Henry Louis Gates, Jr., is the Alphonse Fletcher University Professor and director of the W. E. B. Du Bois Institute for African and American Research at Harvard University. He is the author of 16 books, including Life Upon These Shores: Looking at African American History, 1513–2008 and Tradition and the Black Atlantic, and has made 12 documentaries, including "Finding Your Roots," "Black in Latin America," and "Looking for Lincoln." He is also the editor-in-chief of "The Root," a daily online magazine.
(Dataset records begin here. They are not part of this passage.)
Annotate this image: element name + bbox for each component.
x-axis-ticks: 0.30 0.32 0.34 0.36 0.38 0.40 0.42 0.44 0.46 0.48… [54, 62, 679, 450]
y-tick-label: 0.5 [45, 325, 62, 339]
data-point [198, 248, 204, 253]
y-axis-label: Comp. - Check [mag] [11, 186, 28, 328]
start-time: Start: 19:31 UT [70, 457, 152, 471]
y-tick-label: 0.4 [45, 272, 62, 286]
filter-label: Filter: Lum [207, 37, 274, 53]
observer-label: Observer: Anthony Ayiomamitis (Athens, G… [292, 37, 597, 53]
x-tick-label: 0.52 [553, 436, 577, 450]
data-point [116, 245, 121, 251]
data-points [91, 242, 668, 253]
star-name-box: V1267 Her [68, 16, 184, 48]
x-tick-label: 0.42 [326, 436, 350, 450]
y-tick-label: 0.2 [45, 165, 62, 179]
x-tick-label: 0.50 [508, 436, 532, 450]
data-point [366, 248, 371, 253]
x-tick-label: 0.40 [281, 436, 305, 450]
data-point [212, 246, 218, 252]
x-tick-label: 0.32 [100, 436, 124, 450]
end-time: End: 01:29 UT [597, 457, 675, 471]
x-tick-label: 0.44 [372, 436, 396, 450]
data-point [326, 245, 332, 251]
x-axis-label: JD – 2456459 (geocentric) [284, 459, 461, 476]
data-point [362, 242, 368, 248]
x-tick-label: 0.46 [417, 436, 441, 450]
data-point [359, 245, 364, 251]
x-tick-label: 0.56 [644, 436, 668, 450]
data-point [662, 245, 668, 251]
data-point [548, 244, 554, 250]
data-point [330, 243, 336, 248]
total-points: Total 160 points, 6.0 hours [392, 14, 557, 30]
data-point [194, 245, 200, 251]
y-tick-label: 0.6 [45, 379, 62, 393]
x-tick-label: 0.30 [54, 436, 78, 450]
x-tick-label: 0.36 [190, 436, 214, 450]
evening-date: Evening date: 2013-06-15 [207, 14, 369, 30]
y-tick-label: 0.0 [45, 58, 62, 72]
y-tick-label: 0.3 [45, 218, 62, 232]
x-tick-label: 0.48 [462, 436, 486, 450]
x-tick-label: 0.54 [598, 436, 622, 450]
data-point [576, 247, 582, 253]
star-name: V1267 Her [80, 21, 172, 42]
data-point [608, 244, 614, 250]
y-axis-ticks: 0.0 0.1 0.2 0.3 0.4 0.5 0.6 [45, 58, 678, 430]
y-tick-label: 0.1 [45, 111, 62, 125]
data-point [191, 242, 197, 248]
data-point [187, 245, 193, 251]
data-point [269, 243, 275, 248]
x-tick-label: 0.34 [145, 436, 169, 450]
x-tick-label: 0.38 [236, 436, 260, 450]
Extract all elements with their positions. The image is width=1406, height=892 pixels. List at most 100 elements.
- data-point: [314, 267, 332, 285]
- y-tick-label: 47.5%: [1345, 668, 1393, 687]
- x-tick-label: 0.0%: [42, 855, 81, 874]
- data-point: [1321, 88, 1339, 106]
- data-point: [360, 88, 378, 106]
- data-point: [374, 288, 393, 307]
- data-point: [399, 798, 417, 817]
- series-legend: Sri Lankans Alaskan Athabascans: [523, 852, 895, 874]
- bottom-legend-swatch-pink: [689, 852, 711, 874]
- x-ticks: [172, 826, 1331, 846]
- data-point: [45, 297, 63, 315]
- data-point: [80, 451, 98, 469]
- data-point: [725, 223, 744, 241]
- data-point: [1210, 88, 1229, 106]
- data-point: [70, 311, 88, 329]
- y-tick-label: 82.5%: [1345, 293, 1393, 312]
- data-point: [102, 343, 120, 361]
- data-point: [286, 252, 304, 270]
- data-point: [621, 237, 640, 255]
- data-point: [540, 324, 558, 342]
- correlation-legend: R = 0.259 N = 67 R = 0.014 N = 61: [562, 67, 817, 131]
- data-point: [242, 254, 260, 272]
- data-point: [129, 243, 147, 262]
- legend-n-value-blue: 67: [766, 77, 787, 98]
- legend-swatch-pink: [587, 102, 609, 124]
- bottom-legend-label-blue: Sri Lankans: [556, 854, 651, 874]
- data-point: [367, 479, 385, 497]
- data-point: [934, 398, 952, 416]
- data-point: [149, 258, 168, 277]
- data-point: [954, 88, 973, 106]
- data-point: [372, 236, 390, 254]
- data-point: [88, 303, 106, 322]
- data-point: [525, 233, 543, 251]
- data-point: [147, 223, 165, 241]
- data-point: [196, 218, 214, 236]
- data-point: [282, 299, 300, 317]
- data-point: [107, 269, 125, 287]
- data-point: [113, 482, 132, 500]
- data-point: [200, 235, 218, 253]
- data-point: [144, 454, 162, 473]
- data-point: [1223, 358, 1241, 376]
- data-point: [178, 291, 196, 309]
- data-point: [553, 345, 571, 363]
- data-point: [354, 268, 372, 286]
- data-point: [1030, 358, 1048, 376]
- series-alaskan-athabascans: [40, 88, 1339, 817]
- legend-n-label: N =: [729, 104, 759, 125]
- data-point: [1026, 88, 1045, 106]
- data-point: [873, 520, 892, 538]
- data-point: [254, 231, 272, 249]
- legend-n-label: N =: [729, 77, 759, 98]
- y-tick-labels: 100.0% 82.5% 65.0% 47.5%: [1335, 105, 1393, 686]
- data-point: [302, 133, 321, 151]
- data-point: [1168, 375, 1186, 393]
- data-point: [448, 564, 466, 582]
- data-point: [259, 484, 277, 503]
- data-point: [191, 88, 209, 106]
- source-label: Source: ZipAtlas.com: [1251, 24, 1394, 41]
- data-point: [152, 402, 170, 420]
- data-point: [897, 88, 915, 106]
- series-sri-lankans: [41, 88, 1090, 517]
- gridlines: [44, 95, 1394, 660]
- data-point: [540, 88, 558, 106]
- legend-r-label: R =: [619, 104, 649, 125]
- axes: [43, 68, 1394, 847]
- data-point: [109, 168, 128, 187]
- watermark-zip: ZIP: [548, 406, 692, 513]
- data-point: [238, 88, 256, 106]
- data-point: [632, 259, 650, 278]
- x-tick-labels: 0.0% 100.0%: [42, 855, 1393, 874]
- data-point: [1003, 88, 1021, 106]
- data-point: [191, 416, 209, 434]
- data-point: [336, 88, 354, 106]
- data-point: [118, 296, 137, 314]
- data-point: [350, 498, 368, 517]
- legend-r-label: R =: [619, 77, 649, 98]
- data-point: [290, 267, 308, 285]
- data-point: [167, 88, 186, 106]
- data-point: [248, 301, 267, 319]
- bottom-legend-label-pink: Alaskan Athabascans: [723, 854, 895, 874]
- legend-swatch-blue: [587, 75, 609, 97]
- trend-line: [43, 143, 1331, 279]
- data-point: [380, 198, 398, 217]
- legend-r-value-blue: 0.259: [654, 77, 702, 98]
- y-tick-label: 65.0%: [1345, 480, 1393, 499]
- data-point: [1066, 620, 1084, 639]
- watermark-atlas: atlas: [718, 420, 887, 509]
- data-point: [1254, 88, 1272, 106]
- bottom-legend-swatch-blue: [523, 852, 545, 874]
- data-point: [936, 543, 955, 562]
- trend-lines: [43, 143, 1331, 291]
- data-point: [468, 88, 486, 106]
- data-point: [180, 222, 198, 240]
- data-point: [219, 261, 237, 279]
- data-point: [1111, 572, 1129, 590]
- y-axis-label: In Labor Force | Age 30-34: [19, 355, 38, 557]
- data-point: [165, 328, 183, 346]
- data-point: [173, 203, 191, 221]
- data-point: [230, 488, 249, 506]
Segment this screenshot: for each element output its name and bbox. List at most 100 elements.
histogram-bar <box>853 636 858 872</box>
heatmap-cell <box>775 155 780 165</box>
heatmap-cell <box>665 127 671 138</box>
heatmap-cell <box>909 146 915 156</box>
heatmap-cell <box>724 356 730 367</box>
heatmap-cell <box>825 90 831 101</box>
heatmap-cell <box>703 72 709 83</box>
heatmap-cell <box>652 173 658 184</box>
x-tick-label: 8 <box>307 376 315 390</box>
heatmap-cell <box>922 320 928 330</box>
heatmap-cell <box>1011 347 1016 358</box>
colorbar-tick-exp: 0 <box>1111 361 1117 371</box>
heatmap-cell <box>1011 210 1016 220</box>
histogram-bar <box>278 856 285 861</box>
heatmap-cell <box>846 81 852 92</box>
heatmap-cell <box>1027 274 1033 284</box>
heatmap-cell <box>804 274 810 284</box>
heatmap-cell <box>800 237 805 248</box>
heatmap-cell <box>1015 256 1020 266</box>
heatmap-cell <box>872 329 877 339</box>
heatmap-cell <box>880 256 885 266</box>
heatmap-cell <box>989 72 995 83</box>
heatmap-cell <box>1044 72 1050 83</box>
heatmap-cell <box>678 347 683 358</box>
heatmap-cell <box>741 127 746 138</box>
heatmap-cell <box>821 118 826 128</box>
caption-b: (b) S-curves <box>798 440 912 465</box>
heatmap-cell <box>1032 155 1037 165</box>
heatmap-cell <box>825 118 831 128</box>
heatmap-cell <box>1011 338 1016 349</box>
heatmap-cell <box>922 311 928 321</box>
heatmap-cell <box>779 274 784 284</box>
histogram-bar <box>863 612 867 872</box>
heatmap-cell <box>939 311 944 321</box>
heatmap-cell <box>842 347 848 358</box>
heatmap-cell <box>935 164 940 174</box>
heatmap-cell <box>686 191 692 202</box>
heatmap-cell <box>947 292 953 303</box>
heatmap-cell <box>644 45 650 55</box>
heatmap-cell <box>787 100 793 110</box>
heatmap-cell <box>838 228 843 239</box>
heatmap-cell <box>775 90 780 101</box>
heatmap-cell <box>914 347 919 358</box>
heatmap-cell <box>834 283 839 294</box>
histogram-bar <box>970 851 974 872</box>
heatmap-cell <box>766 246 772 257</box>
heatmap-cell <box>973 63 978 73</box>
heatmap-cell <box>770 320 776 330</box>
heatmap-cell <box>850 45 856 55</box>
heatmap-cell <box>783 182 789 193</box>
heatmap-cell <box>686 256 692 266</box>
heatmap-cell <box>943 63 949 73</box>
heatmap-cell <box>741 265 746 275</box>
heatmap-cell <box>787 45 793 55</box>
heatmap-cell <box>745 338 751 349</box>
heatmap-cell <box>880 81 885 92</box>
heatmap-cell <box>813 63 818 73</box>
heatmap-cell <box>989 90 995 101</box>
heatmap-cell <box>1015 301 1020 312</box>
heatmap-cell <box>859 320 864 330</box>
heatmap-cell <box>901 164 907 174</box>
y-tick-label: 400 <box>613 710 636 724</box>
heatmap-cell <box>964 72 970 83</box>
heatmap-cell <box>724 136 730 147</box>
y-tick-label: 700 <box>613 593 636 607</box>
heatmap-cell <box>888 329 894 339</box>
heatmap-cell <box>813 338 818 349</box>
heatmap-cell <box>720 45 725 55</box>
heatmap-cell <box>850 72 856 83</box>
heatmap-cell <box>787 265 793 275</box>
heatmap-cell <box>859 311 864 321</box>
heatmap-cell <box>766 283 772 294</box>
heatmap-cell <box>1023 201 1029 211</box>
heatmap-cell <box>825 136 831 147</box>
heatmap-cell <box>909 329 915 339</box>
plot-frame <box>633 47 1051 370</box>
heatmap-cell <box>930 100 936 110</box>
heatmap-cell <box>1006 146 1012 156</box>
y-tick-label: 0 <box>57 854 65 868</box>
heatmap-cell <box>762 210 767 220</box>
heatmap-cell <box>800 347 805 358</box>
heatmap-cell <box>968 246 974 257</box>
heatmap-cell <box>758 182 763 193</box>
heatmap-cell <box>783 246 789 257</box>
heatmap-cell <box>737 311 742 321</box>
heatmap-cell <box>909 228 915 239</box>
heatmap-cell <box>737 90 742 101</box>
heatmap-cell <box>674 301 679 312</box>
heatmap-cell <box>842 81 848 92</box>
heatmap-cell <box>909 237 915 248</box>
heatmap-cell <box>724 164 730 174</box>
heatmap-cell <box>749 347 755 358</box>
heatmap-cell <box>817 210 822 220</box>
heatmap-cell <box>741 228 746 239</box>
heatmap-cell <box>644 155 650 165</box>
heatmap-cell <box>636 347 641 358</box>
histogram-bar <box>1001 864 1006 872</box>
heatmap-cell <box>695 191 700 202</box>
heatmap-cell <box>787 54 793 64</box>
He is the recipient of 51 honorary degrees and numerous awards. In 1981, he was a member of the first class awarded "genius grants" by the MacArthur Foundation, and in 1998, he became the first African American scholar to be awarded the National Humanities Medal. He was named to Time’s 25 Most Influential Americans list in 1997, to Ebony’s Power 150 list in 2009, and to Ebony’s Power 100 list in 2010 and 2012. The Henry Louis Gates, Jr. Reader, a collection of Professor Gates’s essays, was published in 2012.
Donald Yacovone, the research manager at Harvard University’s W. E. B. Du Bois Institute, earned his Ph.D. from the Claremont Graduate School and has taught at Pitzer College, the University of Arizona, and Millersville University of Pennsylvania. He was an editor at the "Black Abolitionist Papers" project before becoming the senior associate editor at the Massachusetts Historical Society, where he founded and edited "The Massachusetts Historical Review" and organized many public history programs in the Boston area. An expert in Victorian manhood, the antislavery movement, and the 54th Massachusetts Regiment, he has published six books, including Samuel Joseph May and the Dilemmas of the Liberal Persuasion; A Voice of Thunder: The Civil War Letters of George E. Stephens; and most recently, Lincoln on Race and Slavery, with Henry Louis Gates, Jr.